Healthy Eating, Oxymorons and Dragon’s Den – Summer School Literacy 2015

slide 2 slide 3 slide 4 slide 5 slide 6 slide 10 slide 12 slide 14This was an idea that came to fruition while planning for Summer School this year. The theme was Healthy Eating and let me tell you, it’s not always the easiest theme to work with when trying to plan something engaging and memorable for the new Year 6 pupils. The ‘making it stick’ factor is really important during sessions like this and I knew I needed to come up with something familiar yet exciting. A ‘teacher adventure’ is always useful in these situations, and the return journey from Chester with Lisa gave me the chance to refine the idea.
I had the basics. I knew I wanted to use language and explore how it was manipulated in advertising by fast food companies. I knew I wanted to incorporate the giant word web (this is something I’ve been toying with for a while in smaller versions but it was time to super-size it. Pardon the pun!) I also knew I wanted to get Roald Dahl’s Revolting Recipes in there and I knew I wanted the pupils to give some sort of Dragon’s Den style finale to develop their presentation skills. It’s becoming increasingly hard in a context where speaking and listening is loosing it’s numerical value at least, to get pupils standing up and speaking confidently; so I wanted to challenge that fear.
The value of professional dialogue can never be underestimated and having a like-minded teacher to walk through the process is so valuable. As we were talking through the idea, Lisa mentioned a fast food company in America, The Heart Attack Grill, that had taken the idea of food advertising and completely turned it on its head. It’s a fascinatingly honest concept which forces people to face up to the damage that this kind of food is doing to us. A complete contrast to the positive interpretations that we see on a daily basis. Being an English teacher, this presented the opportunity to explore oxymorons and the idea was set.

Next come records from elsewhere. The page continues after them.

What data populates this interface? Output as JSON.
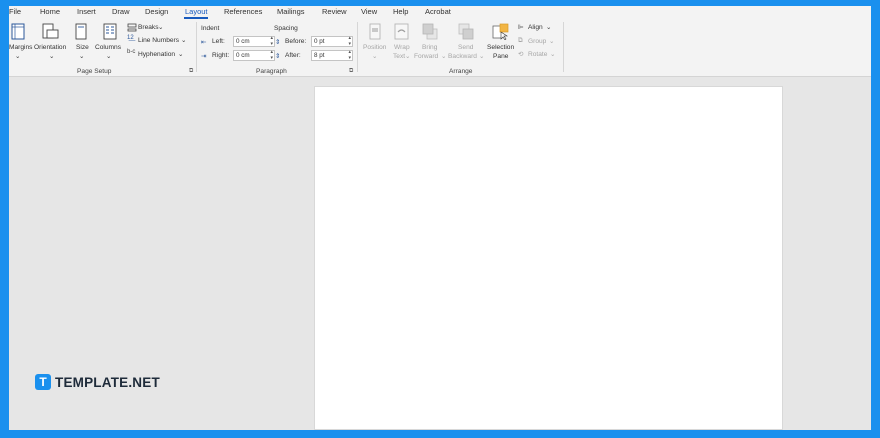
{
  "tabs": [
    "File",
    "Home",
    "Insert",
    "Draw",
    "Design",
    "Layout",
    "References",
    "Mailings",
    "Review",
    "View",
    "Help",
    "Acrobat"
  ],
  "page_setup": {
    "margins": "Margins",
    "orientation": "Orientation",
    "size": "Size",
    "columns": "Columns",
    "breaks": "Breaks",
    "line_numbers": "Line Numbers",
    "hyphenation": "Hyphenation",
    "group": "Page Setup"
  },
  "paragraph": {
    "indent": "Indent",
    "spacing": "Spacing",
    "left_label": "Left:",
    "left_value": "0 cm",
    "right_label": "Right:",
    "right_value": "0 cm",
    "before_label": "Before:",
    "before_value": "0 pt",
    "after_label": "After:",
    "after_value": "8 pt",
    "group": "Paragraph"
  },
  "arrange": {
    "position": "Position",
    "wrap_1": "Wrap",
    "wrap_2": "Text",
    "bring_1": "Bring",
    "bring_2": "Forward",
    "send_1": "Send",
    "send_2": "Backward",
    "selection_1": "Selection",
    "selection_2": "Pane",
    "align": "Align",
    "group_btn": "Group",
    "rotate": "Rotate",
    "group": "Arrange"
  },
  "logo": {
    "mark": "T",
    "text": "TEMPLATE.NET"
  },
  "colors": {
    "accent": "#185abd",
    "brand": "#1a90ee"
  }
}
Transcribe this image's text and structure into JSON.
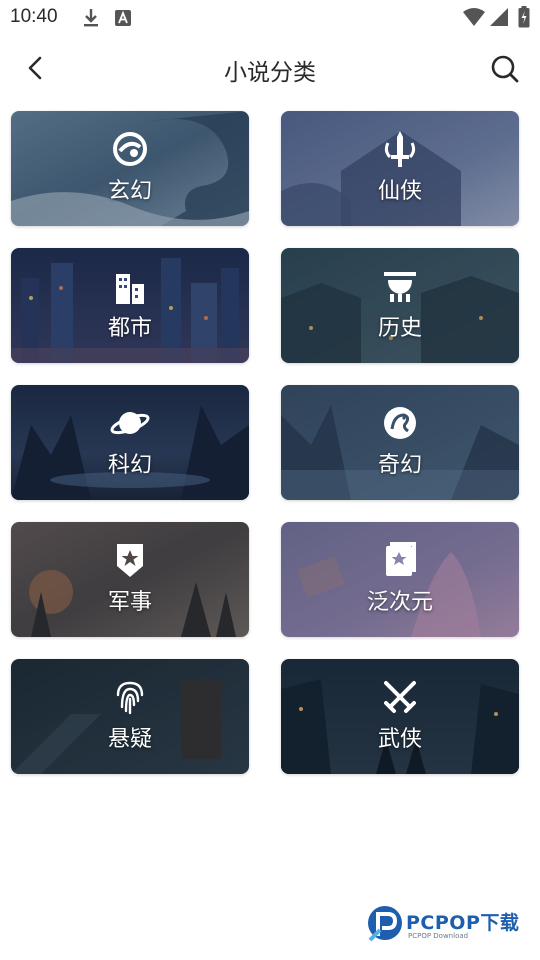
{
  "status_bar": {
    "time": "10:40"
  },
  "header": {
    "title": "小说分类"
  },
  "categories": [
    {
      "label": "玄幻",
      "icon": "dragon-swirl-icon"
    },
    {
      "label": "仙侠",
      "icon": "sword-icon"
    },
    {
      "label": "都市",
      "icon": "city-buildings-icon"
    },
    {
      "label": "历史",
      "icon": "ancient-vessel-icon"
    },
    {
      "label": "科幻",
      "icon": "planet-icon"
    },
    {
      "label": "奇幻",
      "icon": "dragon-icon"
    },
    {
      "label": "军事",
      "icon": "military-badge-icon"
    },
    {
      "label": "泛次元",
      "icon": "book-star-icon"
    },
    {
      "label": "悬疑",
      "icon": "fingerprint-icon"
    },
    {
      "label": "武侠",
      "icon": "crossed-swords-icon"
    }
  ],
  "watermark": {
    "brand": "PCPOP下载",
    "sub": "PCPOP Download"
  }
}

The morning started as it often does, with a series of pictures as an ice-breaker (fruit, vegetables, burgers, bread and fast food), and the pupils were asked to identify their favourite foods, explain their choices in order to extend their answers and finish by developing a series of adjectives to describe them.

We then inked back to the theme by sorting the foods in to healthy and unhealthy categories which enabled us to debate more complex foods and comment on why they might straddle the categories, before linking back to the adjectives they had come up with.

The next step involved watching a series of ‘fast food’ chain adverts. The pupils found it interesting, identifying how they had specifically highlighted the ‘healthier’ elements of their food such as the salad, while choosing to avoid the negatives entirely or focus on a story rather than the food. It was at this point that we explored (edited for the audience!) The Heart Attack Grill concept and the purpose behind the advertising. Pupils were then presented with oppositional language and thought about how we could use oxymorons to represent the concept of food that was both delicious and deadly.

To reinforce the focus on language choices, we then ventured outside to create a giant word web in which adjectives were used to develop a range of oxymorons for healthy and unhealthy examples. My favourites included ‘a life-giving morsel of coronary failure’ and ‘a delicious slice of death’, points were accumulated for the most unusual and creative.

After a short break it was back to the classroom to analyse Roald Dahl’s Revolting Recipes and come up with some exciting oxymorons to describe Snozzcumbers, Fresh Mudburgers and Mosquitoes’ Toes; before introducing the final task: a Dragon’s Den-style presentation of one of the recipes. Pupils watched extracts from Dragon’s Den, identifying the basic structure, content and requirements of a pitch before getting to work on their own, using the language and techniques which we had developed throughout the morning.

When it came to presentation time I was pleasantly surprised. All groups not only participated but really impressed me with the quality and content of their work. Speaking to a group is rarely first on anyone’s list of ‘things that i enjoy’, yet each presentation had something unique and all had a very promising grasp of language.

With the presentations all finished, ‘healthy’ prizes were awarded and I even heard a few whispers about not visiting the Golden Arches during the holidays. We’ll see!